Ensuring processes completed was the responsibility of a supervisor process. Although this was beautifully simple for the incremental work it was incredibly inefficient when running large imports:

Our unit of work was all steps needed to download, process and upload a report. If any step failed we could only retry the whole.
Even worse, if we were processing hundreds or thousands of reports together any failure would terminate and prevent all subsequent reports. We could unpick progress and change some command-line options to avoid doing too much again but it's painful.
Handling errors was slow and painful. If our download request was rate limited we'd have to back-off; operations were globally serial though so any delay sleeps everything.

State machines, core.async and concurrent execution

Instead of weaving function invocations together we can model the problem as a set of independent state machines- each moving independently.

Our transitions are pretty similar to the list we mentioned at the beginning: :downloadable -> :uploadable -> :completed. Each report (a combination of client and day) will progress from :downloadable to :completed.

The local order of these operations is important (we can’t upload the report before we’ve downloaded it) but the global order isn’t important- it doesn’t matter whose report we process first. It's also important to note that our operations are idempotent- it also doesn't matter if we download/try to download the same report multiple times, likewise with the upload.

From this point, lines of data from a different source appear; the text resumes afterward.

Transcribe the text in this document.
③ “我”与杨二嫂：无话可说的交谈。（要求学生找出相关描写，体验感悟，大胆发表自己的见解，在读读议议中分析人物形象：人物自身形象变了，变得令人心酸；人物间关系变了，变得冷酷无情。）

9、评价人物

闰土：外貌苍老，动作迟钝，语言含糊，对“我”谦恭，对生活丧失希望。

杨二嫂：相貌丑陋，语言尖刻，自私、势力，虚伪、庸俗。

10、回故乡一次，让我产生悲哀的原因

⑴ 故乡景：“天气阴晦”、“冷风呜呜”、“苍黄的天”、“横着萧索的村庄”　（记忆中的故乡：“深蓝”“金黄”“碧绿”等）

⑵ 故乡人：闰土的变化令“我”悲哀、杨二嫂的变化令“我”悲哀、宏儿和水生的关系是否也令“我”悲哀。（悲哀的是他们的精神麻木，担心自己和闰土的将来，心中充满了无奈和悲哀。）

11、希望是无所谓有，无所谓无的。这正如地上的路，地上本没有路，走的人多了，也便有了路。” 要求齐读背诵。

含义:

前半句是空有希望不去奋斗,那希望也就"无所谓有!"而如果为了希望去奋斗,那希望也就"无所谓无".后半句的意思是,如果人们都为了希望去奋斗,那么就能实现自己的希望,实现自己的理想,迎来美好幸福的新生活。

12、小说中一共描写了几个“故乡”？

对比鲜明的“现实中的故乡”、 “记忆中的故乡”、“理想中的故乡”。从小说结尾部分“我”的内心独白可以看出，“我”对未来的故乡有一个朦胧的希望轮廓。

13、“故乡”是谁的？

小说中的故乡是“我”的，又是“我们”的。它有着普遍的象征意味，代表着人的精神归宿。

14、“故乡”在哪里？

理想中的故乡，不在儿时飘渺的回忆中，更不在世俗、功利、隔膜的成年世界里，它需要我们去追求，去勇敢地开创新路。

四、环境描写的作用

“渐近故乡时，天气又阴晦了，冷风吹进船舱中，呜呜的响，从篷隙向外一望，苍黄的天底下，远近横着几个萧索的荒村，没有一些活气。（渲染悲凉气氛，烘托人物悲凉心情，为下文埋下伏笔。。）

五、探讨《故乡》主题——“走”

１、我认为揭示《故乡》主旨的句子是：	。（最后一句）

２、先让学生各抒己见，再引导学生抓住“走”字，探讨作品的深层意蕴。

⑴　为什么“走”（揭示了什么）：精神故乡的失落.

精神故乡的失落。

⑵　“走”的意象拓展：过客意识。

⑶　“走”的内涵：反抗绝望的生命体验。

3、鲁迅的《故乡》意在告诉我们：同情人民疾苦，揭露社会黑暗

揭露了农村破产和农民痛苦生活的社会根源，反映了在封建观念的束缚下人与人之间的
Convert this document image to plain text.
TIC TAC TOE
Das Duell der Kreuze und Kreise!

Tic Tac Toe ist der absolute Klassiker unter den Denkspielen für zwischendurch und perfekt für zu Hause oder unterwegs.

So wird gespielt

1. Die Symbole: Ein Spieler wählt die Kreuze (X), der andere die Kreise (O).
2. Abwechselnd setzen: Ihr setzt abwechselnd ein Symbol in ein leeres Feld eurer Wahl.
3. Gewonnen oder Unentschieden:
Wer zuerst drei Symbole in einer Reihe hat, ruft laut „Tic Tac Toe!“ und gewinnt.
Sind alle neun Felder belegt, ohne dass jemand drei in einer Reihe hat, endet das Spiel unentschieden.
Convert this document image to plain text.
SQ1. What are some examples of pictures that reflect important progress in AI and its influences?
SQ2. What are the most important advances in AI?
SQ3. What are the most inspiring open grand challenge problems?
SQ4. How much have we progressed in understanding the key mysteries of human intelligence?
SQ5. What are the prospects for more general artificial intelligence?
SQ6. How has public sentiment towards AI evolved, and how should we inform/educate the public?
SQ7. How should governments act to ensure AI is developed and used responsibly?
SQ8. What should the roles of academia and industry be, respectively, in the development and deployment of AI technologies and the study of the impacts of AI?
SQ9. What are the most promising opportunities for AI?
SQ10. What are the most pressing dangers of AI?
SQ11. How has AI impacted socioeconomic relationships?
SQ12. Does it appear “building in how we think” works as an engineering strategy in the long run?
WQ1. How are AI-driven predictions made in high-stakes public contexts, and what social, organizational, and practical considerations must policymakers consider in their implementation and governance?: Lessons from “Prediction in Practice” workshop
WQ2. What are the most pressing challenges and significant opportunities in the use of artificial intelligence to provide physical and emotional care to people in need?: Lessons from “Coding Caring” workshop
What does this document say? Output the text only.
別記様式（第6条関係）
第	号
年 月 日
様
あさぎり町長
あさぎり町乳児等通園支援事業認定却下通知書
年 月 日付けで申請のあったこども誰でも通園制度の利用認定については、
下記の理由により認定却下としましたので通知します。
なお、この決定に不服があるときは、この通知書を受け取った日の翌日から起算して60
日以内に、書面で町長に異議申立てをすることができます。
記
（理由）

At each step our code will use the machine’s :state to determine which transition to apply. If we encounter an error whilst performing a transition we attach :error to the state with the exception, letting the machine retry the operation.

Our final code looks pretty close to the following:

We create the states-ch channel to communicate each state of each machine (i.e. our unit of work).
Processes are started to progress each of the state machines.
Once a machine’s :state is :completed the final state is put on the completed channel (this helps us know when all work is finished).
States are read from the states-ch channel and the appropriate operation performed. The result of each operation is the new state. We use thread to perform the operation and return a channel we can read the result from.
If an operation causes an exception to be raised it’s caught and we associate the exception value to the state map. After a small delay we put the state map back into the states channel for the operation to be attempted again.

Modeling the problem with state machines and implementing it with core.async gives a few nice properties:

Operations are transparent. It’s easy to see what’s going on at any point in time.
Failure is isolated and easily retryable: all values needed to perform an operation are held in the state maps so its really just a case of applying (step state) again.
We use core.async’s timeout channel to defer the retry operation, letting us switch to a different op first.
Overall throughput is increased. If we need to defer an operation we proceed with something else. Even on my 4-core laptop it results in ~6x greater throughput.

In short, we’re able to process many more reports concurrently than we were able to with our initial ‘dumb’ implementation and the code, I think, is vastly more readable than the nested error handling we used to have.